Aide humanitaire ou canal de financement pour le Hamas ? L'organisation caritative britannique impliquée par le FBI
Le ministère britannique de l'Éducation examine quatre écoles gérées par une organisation caritative musulmane, après qu'une personne identifiée comme étant liée à l'organisation a été inculpée aux États-Unis pour transfert de fonds au Hamas. L'organisation affirme que le suspect n'avait aucun lien avec les écoles.
Le ministère britannique de l'Éducation a ouvert une enquête sur une organisation caritative musulmane qui gère plusieurs écoles à travers le royaume, après qu'une personne identifiée comme étant liée à l'organisation a été inculpée par le FBI pour financement du terrorisme et transfert de fonds à l'organisation Hamas, rapporte le New York Times.
Le suspect, Muhammad Yusuf Hasna, un citoyen turc, se présentait sur LinkedIn comme le directeur mondial de l'organisation caritative « Al-Khair ». Son arrestation le mois dernier au Royaume-Uni, à la demande des autorités judiciaires américaines, a jeté une ombre lourde sur l'organisation, qui gère des établissements d'enseignement et collecte des fonds pour des opérations humanitaires dans le monde entier. L'organisation s'est empressée de se distancier de tout lien direct, déclarant que Hasna n'est pas un employé à temps plein, mais « travaille pour l'un de nos nombreux partenaires de mise en œuvre à l'étranger ».
L'acte d'accusation contre Hasna, actuellement détenu au Royaume-Uni dans l'attente d'une audience sur son extradition, n'accuse pas directement l'organisation caritative elle-même. Cependant, les procureurs fédéraux à New York affirment que Hasna a coordonné :
« De manière approfondie avec des responsables de haut rang du Hamas pour collecter des fonds, ainsi que pour acheter et transférer des biens et des matériaux vers Gaza ».
Selon les accusations, il a transféré des fonds et des biens aux dirigeants du Hamas, a agi sous leurs instructions et a même « falsifié des photos et des documents pour cacher aux donateurs le fait que le Hamas était le véritable bénéficiaire ».
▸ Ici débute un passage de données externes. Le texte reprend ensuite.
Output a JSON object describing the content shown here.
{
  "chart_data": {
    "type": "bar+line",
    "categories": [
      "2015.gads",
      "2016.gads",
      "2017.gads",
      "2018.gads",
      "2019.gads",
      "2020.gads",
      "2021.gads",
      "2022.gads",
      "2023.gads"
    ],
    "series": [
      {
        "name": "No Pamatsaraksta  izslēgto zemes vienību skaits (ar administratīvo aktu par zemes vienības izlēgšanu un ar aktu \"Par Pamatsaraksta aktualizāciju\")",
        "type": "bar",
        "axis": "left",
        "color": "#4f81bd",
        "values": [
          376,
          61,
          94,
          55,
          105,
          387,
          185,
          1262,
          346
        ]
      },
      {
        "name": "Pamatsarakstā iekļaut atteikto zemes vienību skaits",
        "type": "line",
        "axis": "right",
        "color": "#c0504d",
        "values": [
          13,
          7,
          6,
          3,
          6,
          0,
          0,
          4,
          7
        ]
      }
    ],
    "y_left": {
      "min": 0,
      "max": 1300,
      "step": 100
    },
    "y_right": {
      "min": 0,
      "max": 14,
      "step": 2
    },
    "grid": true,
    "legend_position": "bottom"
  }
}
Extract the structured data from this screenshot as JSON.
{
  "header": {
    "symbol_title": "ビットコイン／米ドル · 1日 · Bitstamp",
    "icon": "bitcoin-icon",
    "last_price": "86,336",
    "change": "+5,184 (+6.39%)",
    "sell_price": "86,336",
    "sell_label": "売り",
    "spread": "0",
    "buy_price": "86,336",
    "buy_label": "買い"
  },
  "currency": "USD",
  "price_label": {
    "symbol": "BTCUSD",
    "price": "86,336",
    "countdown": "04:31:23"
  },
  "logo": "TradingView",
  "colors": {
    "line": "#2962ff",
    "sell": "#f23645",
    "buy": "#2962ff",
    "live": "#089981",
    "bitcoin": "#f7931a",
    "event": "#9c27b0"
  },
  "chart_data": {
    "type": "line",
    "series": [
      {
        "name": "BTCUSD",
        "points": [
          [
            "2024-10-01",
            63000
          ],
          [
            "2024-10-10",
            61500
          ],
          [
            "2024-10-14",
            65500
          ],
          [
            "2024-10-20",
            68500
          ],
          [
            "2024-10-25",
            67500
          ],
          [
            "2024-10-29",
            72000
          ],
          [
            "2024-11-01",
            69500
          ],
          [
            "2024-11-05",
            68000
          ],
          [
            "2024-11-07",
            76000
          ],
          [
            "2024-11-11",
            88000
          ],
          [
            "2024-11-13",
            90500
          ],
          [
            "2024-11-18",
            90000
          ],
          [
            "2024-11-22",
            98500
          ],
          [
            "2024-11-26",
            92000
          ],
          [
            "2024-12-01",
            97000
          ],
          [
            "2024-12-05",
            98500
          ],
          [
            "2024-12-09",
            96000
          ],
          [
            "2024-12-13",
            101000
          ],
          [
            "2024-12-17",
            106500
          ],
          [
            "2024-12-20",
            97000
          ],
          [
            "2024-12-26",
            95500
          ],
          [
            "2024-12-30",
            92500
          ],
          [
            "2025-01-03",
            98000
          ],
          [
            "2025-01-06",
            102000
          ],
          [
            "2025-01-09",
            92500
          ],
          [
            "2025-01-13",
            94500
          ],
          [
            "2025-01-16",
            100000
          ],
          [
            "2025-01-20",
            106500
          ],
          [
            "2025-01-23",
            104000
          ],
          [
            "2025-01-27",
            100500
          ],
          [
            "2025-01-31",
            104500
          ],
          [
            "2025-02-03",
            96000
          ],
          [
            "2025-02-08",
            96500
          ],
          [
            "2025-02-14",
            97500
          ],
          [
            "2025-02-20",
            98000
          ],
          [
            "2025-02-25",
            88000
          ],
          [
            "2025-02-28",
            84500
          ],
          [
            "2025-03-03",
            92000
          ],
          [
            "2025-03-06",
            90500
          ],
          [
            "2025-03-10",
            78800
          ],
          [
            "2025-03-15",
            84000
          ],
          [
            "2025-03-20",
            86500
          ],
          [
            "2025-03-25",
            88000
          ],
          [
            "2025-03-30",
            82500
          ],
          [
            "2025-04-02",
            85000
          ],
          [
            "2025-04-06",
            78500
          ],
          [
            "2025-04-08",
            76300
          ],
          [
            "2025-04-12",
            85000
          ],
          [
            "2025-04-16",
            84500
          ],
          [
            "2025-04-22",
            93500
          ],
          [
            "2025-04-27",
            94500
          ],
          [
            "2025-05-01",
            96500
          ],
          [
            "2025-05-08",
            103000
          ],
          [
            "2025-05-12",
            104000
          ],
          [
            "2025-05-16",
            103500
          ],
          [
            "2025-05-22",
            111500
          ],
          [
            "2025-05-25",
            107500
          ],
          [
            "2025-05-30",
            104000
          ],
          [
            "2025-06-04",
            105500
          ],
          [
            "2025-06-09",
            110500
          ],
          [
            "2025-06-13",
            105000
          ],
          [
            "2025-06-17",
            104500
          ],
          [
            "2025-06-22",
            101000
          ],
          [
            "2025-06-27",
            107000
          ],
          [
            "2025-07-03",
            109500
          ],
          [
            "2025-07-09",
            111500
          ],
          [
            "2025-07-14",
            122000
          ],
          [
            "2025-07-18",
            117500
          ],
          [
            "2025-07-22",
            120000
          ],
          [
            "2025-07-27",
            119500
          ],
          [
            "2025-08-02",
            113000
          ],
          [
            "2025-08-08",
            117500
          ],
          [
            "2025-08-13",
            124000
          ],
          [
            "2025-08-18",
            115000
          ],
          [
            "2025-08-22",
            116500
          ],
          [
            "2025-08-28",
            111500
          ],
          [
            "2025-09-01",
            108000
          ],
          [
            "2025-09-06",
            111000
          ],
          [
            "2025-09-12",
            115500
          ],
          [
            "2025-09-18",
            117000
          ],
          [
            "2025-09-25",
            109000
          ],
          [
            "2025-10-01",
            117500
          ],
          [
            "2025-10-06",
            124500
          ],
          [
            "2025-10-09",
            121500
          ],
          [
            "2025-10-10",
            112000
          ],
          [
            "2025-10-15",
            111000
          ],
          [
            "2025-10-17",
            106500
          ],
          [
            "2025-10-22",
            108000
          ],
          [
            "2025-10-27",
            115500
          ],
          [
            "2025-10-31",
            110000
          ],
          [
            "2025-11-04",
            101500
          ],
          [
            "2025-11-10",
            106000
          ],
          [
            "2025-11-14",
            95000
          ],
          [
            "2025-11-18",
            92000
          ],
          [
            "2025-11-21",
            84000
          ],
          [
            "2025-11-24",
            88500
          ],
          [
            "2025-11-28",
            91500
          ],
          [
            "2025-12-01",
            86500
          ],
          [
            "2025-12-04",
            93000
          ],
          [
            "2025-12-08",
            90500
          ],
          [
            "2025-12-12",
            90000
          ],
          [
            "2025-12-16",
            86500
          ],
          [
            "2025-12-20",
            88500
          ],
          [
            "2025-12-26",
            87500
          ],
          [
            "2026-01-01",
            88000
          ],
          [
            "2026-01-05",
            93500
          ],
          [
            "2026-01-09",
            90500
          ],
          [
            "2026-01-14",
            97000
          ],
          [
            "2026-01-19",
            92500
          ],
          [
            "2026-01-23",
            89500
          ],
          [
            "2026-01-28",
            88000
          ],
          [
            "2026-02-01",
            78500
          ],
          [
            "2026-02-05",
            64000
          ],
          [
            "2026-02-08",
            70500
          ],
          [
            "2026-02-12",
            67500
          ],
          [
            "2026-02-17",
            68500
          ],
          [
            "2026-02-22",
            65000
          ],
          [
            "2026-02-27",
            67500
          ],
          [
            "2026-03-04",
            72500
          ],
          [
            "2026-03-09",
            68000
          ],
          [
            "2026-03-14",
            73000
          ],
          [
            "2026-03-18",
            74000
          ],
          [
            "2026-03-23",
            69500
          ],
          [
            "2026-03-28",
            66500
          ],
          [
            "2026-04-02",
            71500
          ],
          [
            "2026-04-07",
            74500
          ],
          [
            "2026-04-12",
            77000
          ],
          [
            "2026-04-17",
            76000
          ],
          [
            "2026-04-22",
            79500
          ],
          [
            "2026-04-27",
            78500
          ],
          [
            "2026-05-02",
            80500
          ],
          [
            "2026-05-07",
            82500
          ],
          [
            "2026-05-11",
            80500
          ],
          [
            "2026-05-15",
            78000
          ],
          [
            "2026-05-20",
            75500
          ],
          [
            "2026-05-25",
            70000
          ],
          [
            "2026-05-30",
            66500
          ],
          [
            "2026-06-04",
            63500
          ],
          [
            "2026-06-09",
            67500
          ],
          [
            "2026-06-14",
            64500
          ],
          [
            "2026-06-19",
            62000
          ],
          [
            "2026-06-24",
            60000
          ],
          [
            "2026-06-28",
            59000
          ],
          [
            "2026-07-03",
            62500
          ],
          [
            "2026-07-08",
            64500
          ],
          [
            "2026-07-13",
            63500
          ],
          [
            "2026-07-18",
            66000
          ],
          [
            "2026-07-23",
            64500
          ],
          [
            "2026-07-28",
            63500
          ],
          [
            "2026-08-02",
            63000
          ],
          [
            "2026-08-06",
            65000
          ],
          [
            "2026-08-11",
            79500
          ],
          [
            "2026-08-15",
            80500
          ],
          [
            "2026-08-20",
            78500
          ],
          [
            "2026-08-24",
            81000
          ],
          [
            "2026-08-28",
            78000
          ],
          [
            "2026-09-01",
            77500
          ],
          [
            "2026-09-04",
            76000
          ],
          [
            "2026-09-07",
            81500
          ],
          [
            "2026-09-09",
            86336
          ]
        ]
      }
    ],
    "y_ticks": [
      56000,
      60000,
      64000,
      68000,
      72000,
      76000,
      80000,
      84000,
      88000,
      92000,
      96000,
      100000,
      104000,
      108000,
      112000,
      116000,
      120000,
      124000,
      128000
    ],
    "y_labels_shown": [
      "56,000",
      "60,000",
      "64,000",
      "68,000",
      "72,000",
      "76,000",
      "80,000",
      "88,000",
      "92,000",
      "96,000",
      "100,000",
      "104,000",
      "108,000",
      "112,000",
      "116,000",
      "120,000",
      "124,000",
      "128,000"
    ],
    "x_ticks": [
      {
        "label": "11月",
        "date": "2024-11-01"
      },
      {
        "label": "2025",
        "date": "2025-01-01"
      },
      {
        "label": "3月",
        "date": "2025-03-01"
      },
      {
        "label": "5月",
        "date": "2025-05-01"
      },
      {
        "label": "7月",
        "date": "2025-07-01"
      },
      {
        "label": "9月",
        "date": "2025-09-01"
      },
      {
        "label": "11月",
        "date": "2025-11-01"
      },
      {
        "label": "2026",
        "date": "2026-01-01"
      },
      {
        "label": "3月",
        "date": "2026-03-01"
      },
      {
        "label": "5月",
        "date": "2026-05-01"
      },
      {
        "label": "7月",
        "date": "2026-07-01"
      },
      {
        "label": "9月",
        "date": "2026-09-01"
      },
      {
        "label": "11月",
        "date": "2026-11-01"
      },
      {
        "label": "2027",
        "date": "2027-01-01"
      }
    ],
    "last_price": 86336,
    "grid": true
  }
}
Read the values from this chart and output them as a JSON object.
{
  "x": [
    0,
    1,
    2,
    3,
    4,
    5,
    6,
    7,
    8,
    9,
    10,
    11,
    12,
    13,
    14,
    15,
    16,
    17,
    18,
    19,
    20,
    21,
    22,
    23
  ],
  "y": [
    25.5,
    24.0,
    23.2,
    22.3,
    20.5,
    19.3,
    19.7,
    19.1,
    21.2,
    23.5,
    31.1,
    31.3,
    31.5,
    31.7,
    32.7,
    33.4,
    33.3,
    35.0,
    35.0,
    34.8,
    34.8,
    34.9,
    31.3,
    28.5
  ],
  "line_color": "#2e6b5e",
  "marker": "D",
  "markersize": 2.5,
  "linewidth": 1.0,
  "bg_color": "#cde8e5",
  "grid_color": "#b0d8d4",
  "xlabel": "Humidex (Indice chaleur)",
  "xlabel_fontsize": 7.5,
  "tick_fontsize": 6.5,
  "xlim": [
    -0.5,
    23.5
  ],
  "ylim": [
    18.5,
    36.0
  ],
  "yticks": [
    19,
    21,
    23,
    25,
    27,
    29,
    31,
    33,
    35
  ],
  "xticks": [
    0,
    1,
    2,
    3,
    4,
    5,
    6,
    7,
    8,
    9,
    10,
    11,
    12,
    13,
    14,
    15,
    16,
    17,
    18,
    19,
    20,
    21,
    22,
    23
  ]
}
À la suite de l'arrestation, le ministère britannique de l'Éducation a exigé d'obtenir des informations sur quatre écoles islamiques gérées par l'organisation, dont trois à Londres et une dans la région de Birmingham. Cette enquête s'ajoute à un examen officiel de la Commission de bienfaisance britannique, qui examine la nature et l'étendue des liens de l'organisation avec Hasna. Au nom d'« Al-Khair », il a été déclaré qu'ils coopèrent pleinement avec les autorités, soulignant que Hasna « n'avait aucune implication ou lien avec ces écoles ».
Selon le rapport, l'implication de l'organisation reflète la réalité complexe et explosive du transfert de fonds d'aide vers la bande de Gaza. Cette démarche intervient dans un contexte de volonté croissante de l'administration de Donald Trump aux États-Unis de lier l'activité des organisations caritatives au financement du Hamas et de poursuivre les personnes impliquées.
Le mois dernier, l'organisation « UK Lawyers for Israel » a appelé le ministère britannique de l'Intérieur à enquêter sur les activités d'« Al-Khair », affirmant qu'il existe des « motifs raisonnables de soupçonner » des liens avec l'organisation terroriste. L'organisation caritative insiste, de son côté, sur le fait qu'elle condamne toute violence et tout terrorisme, et soutient que l'approche éducative dans ses écoles constitue un « antidote positif contre l'extrémisme et l'isolement ».